Depuis des décennies, l’absence de politique industrielle à long terme a fragilisé notre industrie. L’imbrication de plus en plus forte avec les services et le transfert d’emplois industriels vers ce secteur ne constituent pas une explication suffisante. Dans la réalité, notre socle productif sur le territoire national s’est affaibli à un point tel, que le frémissement économique actuel conduit à déséquilibrer encore plus notre balance commerciale, par l’importation de biens que nous ne sommes plus en capacité de produire.

Nous sommes aujourd’hui à la croisée des chemins. Je pense qu’il n’y aura pas de relance économique, de création d’emplois stables, pérennes et de qualité sans un renforcement de nos capacités productives sur le territoire national.

Les leçons de passé doivent être tirées. On ne fera pas du neuf avec les mêmes recettes. Le coût du travail est loin d’être une explication satisfaisante.

Au contraire, cette obsession a conduit à multiplier des emplois peu qualifiés et à amplifier un défaut préexistant d’investissement dans la recherche, la formation, les qualifications.

La financiarisation de l’économie mondiale, avec des actionnaires, qui demandent des rentabilités élevées sur le court terme, a contribué à fragiliser l’industrie, alors que nos entreprises industrielles se caractérisent par un capital instable. Durant la même période de désindustrialisation, les dividendes versés aux actionnaires sont passés de 5% de la valeur ajoutée dans l’industrie à 25%.

Un mauvais positionnement dans les gammes, une difficulté à recruter, un système de formation initiale et continue qui demande à être examiné, une politique de recherche et d’innovation trop faible, un tissu industriel pas assez coopératif, l’extraversion des grands groupes français, la faiblesse des politiques publiques et une politique européenne qui n’a jamais vraiment pris en compte les enjeux du développement industriel sont des facteurs d’explication.

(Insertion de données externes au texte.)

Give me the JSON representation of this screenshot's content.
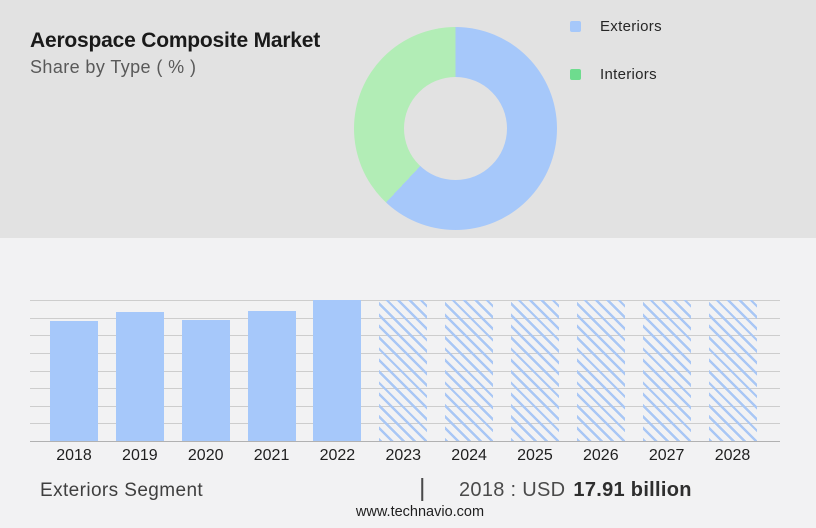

Avoir une politique industrielle nécessite une vision systémique qui permette d’articuler, territoires, niveau national et européen et envisager des axes forts d’action en termes de revalorisation du travail, de développement de la recherche et de l’innovation, de financements, de transformations des outils industriels afin de bénéficier des apports des technologies et de prendre en compte les défis environnementaux de notre siècle pour lesquels l’industrie est une partie de la réponse.

Nous sommes à  l’aube d’une transformation anthropologique du travail, poussée par la généralisation des technologies dites du numérique, qui va rebattre le rapport de l’homme à la machine.

Cette dimension décisive pour l’avenir de l’industrie est rarement prise en compte. Revaloriser l’industrie nécessite de réinsuffler le souffle industriel auprès des citoyens, notamment les jeunes générations. Dans l’avis « Industrie : un  moteur de croissance et d’avenir » que j’ai rapporté au nom du CESE, nous avons préconisé la création d’une « agence nationale pour une nouvelle culture industrielle » qui animerait au niveau des territoires des ateliers permanents de réflexion et de rencontres entre chercheur.euse.s, industriel.le.s, économistes, entrepreneur.e.s, mais aussi artistes et grand public. Son rôle serait également d’engager la réflexion afin de promouvoir la production. culturelle et de l’imaginaire dans l’indusrtrie en combinant les usines à fiction avec les usines à production.